A female hen harrier, RSPB Geltsdale (photo by the RSPB's new Head of Investigations, Mark Thomas:

The challenges facing this species will be well known to readers of this blog: the hen harrier now occurs at such appallingly low numbers across the UK because they are illegally killed to maximise the number of grouse that can be killed on driven moors across England and Scotland.

The RSPB has been calling and fighting for change for many years. So have many others.

When brood management was first suggested as a possible measure for hen harriers, the RSPB was very clear in its objection. And when Natural England announced at the beginning of the year that they had issued a licence permitting the trial of brood management the RSPB repeated those serious objections.

We objected on scientific and philosophical grounds.  Brood management involves removing hen harrier chicks from driven grouse moors once breeding numbers begin to impact significantly on numbers of red grouse for shooting. We believe that the first step in hen harrier recovery should be the cessation of illegal killing. This way, harriers would begin to recover naturally and we could then look at other measures. Without that recovery, the hen harrier is at best, destined to be a rare moorland breeder and at worst will be lost from the English uplands altogether.
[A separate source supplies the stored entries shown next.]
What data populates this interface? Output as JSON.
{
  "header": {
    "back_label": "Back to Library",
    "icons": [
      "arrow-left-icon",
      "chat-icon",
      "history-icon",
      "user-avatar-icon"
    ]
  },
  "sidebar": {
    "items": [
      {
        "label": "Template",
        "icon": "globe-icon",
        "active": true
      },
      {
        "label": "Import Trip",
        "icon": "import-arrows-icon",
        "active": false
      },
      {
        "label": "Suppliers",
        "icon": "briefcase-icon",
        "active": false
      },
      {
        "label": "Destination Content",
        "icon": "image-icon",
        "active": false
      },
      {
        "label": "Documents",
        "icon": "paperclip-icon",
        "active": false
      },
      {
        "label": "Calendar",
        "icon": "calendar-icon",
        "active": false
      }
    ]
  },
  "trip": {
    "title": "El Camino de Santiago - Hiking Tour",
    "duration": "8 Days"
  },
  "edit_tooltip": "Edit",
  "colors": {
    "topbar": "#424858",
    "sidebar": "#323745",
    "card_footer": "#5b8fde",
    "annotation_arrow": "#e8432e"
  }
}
We also objected on legal grounds.  Which is why we very clear that we would contest a decision that we felt to be fundamentally wrong. While legal challenges are always a last resort for us. and we never take these decision lightly, when red lines have been crossed we will act.  And that is why we sought a judicial review of the Natural England license for a trial of a brood management scheme for hen harriers.

Today sees the culmination of that process as the hearing for our judicial review of the NE plans reaches the High Court.

It is right that the arguments will be heard and we will then await for the judgement.

I will say more once we know the outcome.